MNIST for ML Beginners: The Bayesian Way

Eliezer · on June 14, 2017

Never use predicting stock prices as an example of anything. Pick literally anything other than stock prices to display confidence bounds. This helpful example diagram violates the EMH even worse by showing a large predictable directional change. You might as well illustrate physics with a chart of bowling balls falling upward.

kmangutov · on June 14, 2017

Could you elaborate why predicting stock prices is an invalid example?

fnbr · on June 14, 2017

It's almost impossible, for two reasons:

1) It's incredibly difficult to create strategies that work because there are thousands of highly trained, highly paid people working to create strategies.

2) Any strategy that you do create will self-correct over time and become useless, as strategies find examples where the market has misjudged prices; by exploiting the strategy, the market should, over time, stop misjudging the prices.

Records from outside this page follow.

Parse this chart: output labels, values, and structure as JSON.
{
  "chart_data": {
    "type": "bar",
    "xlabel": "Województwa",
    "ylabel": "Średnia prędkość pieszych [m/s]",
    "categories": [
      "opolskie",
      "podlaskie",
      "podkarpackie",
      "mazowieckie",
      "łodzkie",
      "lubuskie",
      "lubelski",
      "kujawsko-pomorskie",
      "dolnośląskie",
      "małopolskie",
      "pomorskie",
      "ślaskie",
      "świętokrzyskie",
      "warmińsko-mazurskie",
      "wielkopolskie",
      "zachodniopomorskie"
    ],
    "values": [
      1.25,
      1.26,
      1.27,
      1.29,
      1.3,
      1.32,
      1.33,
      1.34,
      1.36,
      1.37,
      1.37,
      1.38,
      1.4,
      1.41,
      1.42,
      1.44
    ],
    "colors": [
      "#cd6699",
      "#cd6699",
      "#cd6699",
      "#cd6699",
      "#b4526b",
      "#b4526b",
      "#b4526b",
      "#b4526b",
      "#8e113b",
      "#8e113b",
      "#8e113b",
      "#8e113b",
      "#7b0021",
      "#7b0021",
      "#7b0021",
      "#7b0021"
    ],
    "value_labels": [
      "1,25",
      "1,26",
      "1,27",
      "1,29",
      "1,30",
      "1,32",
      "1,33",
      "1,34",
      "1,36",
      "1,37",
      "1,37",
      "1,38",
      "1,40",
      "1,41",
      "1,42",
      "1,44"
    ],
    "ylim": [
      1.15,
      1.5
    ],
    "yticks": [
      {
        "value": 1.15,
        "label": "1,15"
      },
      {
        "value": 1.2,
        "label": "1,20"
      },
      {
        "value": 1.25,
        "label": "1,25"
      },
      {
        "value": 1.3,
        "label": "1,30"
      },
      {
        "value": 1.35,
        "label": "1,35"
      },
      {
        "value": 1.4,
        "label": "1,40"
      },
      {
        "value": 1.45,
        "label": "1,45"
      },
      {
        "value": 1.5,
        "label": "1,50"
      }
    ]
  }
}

The "EMH" that the parent is referring to is the Efficient Market Hypothesis, which states that the market price is the "correct" price, and that it is impossible to predict a better price, as the current price incorporates all possible information.

I, personally, don't subscribe to that version of the EMH; I believe the one implied by 1), which is that it's difficult to compete with the thousands of math PhDs working on Wall Street.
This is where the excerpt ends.